VirtualBox is arguably one of the most popular products that Sun Microsystems ever had acquired, with more than 20 million versions of the hypervisor distributed between February 2008, when Sun bought its creator, Innotek, and the launch of VirtualBox 3.1. At the time, Sun said that VirtualBox was being downloaded at a rate of 40,000 copies per day. So the installed base should be well over 25 million by now. (In the time it took you to read this paragraph, a few more copies were distributed).

While Oracle gave VirtualBox a little love when discussing its Solaris, Linux, and virtualization plans in January in the wake of the closed acquisition of Sun, the company has not released a roadmap for what it plans to do with the software next. Oracle thinks that creating and testing stacks of software inside VirtualBox is a fine idea for developers, but it wants for them to use Oracle VM or Solaris containers to encapsulate applications or on Sparc T-based iron that supports them, use logical domains (LDoms).

Despite the fact that VirtualBox is a type 2 (meaning hosted, not bare metal) hypervisor unlike XenServer, Hyper-V, and ESX Server (or LDoms and Oracle VM for that matter), the product certainly can be used in production environments and is well regarded. It can support guests with up to 32 virtual CPUs per guest VM, can run 32-bit or 64-but guests with or without assistance from the processors (VT and AMD-V features), and also uses the Open Virtualization Format (OVF) to describe VMs. (OVF is trying to become a standard, but needs to have a file system as well as VM descriptions and metadata to become a true standard for packaging up VMs).

What Oracle has not done since taking charge of Sun, and therefore VirtualBox, is tell its community what its plans are to extend this tool.

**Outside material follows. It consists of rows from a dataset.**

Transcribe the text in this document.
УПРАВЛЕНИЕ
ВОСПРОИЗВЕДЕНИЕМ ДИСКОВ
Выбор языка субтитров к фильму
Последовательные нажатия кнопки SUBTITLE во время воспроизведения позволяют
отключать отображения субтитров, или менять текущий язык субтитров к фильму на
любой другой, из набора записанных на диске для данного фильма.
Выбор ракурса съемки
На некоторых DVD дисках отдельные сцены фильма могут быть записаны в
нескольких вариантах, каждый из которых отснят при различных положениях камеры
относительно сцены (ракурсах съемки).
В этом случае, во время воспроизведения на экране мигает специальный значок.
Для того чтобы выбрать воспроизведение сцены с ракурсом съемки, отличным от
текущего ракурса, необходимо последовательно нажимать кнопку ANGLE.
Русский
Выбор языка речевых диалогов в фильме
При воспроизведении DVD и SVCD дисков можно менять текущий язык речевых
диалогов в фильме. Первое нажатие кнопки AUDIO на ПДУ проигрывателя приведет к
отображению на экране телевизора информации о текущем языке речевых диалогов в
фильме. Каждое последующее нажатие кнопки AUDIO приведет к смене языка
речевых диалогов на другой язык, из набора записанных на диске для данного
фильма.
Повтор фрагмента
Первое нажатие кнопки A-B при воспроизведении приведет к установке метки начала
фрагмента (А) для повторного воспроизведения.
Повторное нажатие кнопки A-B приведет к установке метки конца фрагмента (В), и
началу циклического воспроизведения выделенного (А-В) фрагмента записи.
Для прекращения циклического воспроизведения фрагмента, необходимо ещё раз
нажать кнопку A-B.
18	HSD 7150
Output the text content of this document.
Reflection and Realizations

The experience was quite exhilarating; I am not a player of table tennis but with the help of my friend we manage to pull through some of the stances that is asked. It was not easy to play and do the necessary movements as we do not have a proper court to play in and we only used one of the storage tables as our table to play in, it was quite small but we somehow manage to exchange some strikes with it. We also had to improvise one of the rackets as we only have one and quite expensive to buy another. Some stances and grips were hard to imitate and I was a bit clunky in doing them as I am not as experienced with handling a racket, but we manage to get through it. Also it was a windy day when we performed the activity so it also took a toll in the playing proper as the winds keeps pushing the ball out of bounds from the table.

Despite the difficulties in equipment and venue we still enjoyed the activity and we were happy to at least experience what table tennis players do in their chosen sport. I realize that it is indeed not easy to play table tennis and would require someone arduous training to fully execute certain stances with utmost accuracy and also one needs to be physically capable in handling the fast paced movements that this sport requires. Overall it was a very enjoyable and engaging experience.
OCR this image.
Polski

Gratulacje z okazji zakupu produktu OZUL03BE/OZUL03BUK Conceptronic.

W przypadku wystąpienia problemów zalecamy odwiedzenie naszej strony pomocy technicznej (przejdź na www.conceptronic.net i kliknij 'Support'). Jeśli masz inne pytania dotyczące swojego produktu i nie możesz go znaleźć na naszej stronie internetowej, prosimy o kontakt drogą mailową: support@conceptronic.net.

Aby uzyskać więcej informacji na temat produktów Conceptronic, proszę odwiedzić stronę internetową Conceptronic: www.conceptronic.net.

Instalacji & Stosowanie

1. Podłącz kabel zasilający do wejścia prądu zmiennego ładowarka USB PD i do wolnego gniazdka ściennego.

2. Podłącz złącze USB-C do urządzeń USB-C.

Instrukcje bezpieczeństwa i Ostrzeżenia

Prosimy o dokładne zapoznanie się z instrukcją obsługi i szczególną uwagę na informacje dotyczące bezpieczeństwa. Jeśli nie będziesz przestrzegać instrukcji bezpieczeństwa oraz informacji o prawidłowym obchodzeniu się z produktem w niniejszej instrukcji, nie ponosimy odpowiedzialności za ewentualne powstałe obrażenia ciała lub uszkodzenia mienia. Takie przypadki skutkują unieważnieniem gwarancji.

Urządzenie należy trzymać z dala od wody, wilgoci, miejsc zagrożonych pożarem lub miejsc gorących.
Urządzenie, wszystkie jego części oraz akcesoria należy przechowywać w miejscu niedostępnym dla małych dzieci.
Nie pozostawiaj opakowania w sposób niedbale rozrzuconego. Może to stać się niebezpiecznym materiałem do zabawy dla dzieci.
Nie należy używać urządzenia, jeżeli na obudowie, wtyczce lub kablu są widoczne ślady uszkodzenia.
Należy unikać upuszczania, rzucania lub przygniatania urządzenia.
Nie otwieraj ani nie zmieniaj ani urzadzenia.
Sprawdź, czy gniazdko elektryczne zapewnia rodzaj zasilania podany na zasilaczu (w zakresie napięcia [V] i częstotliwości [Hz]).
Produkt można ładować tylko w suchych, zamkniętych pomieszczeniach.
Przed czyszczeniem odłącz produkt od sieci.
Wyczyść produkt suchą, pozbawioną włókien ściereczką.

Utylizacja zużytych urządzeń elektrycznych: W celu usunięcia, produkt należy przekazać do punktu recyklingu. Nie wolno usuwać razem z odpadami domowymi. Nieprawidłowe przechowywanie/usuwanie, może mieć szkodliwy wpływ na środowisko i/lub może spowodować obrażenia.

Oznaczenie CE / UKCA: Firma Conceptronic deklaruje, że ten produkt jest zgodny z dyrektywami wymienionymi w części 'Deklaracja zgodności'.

It seems unlikely that Oracle would transform VirtualBox into a bare-metal hypervisor, since it has already back Xen - twice, if you count the acquisition of Virtual Iron last year, and three times, if you consider Sun's xVM Server attempted clone of Xen for x64 servers. You can't beat the price of VirtualBox: free, with an open source variant, plus $30 per year per machine for 24x7 technical support on a PC and $500 per year for every four sockets on a physical server.